A look inside a beautiful, terrible Iran

Published 12:00 am Sunday, May 21, 2017

“The Last Days of Cafe Leila,” by Donia Bijan. Algonquin Books of Chapel Hill. 2017. 292 pp. $25.95.

By Deirdre Parker Smith

deirdre.smith@salisburypost.com

Everything must end, no matter how hard we try to stop it, and so it is at Cafe Leila, an oasis in Tehran, a place where people came not just to eat, but to talk, to share hopes and dreams, disappointments and tragedies.

First-time novelist Donia Bijan, a Tehran native, draws on her experience as a chef, but more on her experience as an expat who returned to Iran after 32 years in exile.

When Bijan travels with her sisters back to Iran to try to get back the family home, seized post-Revolution, they really had no place to go.

Bijan, like the character Noor in “The Last Days of Cafe Leila,” had left home as a teenager, to return as a middle-aged woman.

Like Noor, she has become thoroughly American.

So with a deep background like that, and stories of life three decades ago, Bijan has created a novel full of emotion, ripe with memories and marked by myriad questions and uncertainties.

When Noor’s marriage breaks up — Nelson, her cardiologist husband, is having an affair — she takes her difficult teenager, Lily, to visit her own father, Zod, who has been part of the café for generations.

Noor is lost, not knowing how to move forward without her family life, so she moves backward, returning to her childhood home and the father she always adored.

Lily is an angry, rebellious young woman who is close to her father and cannot understand what sort of madness has overtaken her mother, dragging her to this dusty old place full of strange people speaking a language she has never heard.

Noor cannot deal with her daughter, or won’t.

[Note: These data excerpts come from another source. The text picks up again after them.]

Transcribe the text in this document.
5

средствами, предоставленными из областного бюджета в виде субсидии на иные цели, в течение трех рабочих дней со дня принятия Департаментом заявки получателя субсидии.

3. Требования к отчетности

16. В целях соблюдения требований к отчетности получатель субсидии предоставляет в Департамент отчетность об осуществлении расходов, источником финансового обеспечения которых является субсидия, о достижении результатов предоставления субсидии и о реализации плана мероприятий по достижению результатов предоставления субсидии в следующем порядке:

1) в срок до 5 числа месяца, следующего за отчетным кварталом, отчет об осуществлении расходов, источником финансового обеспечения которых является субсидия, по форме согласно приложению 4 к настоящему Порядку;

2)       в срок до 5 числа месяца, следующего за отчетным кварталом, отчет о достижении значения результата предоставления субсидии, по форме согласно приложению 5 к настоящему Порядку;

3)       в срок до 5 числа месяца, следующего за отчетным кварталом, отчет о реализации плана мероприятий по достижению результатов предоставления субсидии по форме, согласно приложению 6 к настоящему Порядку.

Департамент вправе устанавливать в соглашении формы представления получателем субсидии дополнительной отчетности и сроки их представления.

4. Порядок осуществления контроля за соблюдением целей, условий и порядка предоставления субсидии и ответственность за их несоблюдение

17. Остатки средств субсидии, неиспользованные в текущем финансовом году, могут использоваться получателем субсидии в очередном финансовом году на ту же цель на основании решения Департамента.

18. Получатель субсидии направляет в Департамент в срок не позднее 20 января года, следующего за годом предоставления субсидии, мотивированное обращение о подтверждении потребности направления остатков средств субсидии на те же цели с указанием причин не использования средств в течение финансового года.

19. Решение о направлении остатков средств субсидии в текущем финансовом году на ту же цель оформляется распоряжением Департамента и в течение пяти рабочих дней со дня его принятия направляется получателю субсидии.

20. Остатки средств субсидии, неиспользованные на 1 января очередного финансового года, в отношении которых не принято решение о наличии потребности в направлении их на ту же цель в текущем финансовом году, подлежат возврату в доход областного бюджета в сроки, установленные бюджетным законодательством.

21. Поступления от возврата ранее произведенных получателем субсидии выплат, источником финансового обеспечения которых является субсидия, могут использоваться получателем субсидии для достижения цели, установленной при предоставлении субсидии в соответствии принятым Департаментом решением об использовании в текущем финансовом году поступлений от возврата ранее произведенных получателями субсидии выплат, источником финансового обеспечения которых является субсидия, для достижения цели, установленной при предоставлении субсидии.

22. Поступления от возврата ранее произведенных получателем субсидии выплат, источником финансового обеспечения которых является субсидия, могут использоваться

Instead, she assumes the role of child again, relying on her aged and ill father to provide her what she needs, which is love, affirmation, comfort.

At the café, there are familiar faces: her father, Zod, Naneh Goli, a woman the family took in decades ago, the faithful employees. This is the family Noor re-enters.

Told by an omnisicent third person narrator, the book is really about Zod, the dying man who has seen so much, too much, as revolution swept the country, killed his wife, stole his customers, quieted his music.

It is through Zod that we learn why Noor and her brother, Mehrdad were sent to America so long ago. After their mother, Pari is kidnapped, tortured and killed by the regime, Zod fears his children will not live to grow up. Like so many of his generation, Zod saw escape as the only hope for the survival.

He sends them to his younger brother, Morad, a bitter, angry and very successful Iranian living in California. Noor and Mehrdad feel nothing from him but an urge to be rid of them, but his nurturing wife, Farah, who never had children, treats them as precious gift.

Noor and her brother finish college. She becomes a nurse, then meets Nelson,  and falls in love. She shows love through food, as her father did before her, but Nelson is hard to resist, for other women, and when he strays, Noor ends the marriage and flees back to the café, with its walled courtyard and graceful trees, to the smell and sights of home.

Bijan describes the cafe best with this line: “The world changed around Café Leila, but the life that had gone on there since the 1930s continued. Where once there were merchants to their left and right, there now stood mostly uninhabited buildings gazing vacantly at one another.”

It is an oasis for many.

Here, miserable Lily hides in her room, afraid of the foreign people and sounds and smells that surround her. Zod tries, gently, carefully, to tame her wild anger and fold her into this world.

The descriptions of the Persian food Zod, Naneh and the rest of the staff prepare are mouthwatering, sounding exotic and luxurious. Love is contained in a special recipe, a unique spice, the sound of boiling or frying.

Yet, the food is not the story. It is one of the enhancements to a tale of lost people finding each other again, to a nation wracked by war, extremism and hate yet full of people just trying to live the life they once knew — one of cooperation, friendship and celebration.

Lily, who has befriended young Karim in a way that would not be acceptable to the  public there, learns how harsh the regime can be in a violent incident that changes her, perhaps forever. It certainly changes Noor. It shifts her focus, but she’s still looking to someone else for happiness.

One is left with the question of whether Noor is right — can she start over with someone who needs her more? Can she keep the café alive? Can something as simple as love survive in Iran?

Bijan leaves that question mark solidly in place, with echoes sounding from the café walls.